A cross border road safety campaign is being launched tomorrow to generate awareness about pedestrian vulnerability.
The initiative which coincides with UN Global Road Safety Week follows a weekend in which five people lost their lives on roads north and south. The aim of the campaign is to encourage motorists to adjust their behaviour when sharing the road.
Irish Transport Minister Leo Varadkar said pedestrians were among the most at risk road users. "I encourage everyone to be extra safety-conscious during UN Global Road Safety Week and to watch out for other road-users, particularly vulnerable pedestrians," he said.
On Saturday a teenage boy died in hospital hours after being knocked down at Newtownstewart, Co Tyrone.
His death brought to 16 the total number of pedestrians killed on Irish roads so far this year.
In Co Carlow two women aged in their 50s and 70s were killed when their car was in collision with a mini bus on Saturday.
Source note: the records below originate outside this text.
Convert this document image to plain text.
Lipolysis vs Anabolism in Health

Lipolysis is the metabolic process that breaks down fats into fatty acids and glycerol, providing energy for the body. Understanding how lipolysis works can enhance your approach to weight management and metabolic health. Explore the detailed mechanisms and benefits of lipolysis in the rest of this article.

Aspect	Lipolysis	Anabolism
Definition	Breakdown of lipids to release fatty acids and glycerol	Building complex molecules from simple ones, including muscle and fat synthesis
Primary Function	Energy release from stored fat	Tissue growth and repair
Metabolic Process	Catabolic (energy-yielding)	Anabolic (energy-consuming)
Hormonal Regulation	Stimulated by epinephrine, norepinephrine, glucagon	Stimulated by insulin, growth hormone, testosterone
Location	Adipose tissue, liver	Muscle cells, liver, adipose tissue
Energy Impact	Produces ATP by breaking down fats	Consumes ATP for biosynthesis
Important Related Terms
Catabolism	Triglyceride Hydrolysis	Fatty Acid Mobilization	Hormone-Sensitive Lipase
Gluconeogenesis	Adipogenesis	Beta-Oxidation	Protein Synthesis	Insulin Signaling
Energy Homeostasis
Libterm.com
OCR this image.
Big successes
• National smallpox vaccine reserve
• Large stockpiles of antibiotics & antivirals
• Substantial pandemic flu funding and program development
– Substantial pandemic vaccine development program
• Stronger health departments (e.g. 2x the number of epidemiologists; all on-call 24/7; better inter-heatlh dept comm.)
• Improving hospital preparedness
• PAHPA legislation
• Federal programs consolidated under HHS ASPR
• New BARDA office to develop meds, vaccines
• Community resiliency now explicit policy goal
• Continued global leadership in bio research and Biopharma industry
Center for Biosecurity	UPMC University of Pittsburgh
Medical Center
And, in Northern Ireland, two men aged 56 and in his 20s also died in separate road accidents.
Globally, more than 5,000 pedestrians are killed on the roads each week. Last year, 37 people were killed while walking on the roads in Ireland.
Northern Ireland Environment Minister Alex Attwood. said: "The recent sharp spike in road deaths in the first four months of the year - north and south - calls on all of us to work harder, drive safer and campaign more. If we share the road, we have to share the responsibility.
"Unlike motor vehicles, pedestrians do not have any protection upon collision. Even a low-speed collision can result in death."
Assistant Garda Commissioner Gerard Phillips advised pedestrians using rural roads without a footpath to walk on the right hand side facing oncoming traffic and always wear some form of high visibility clothing.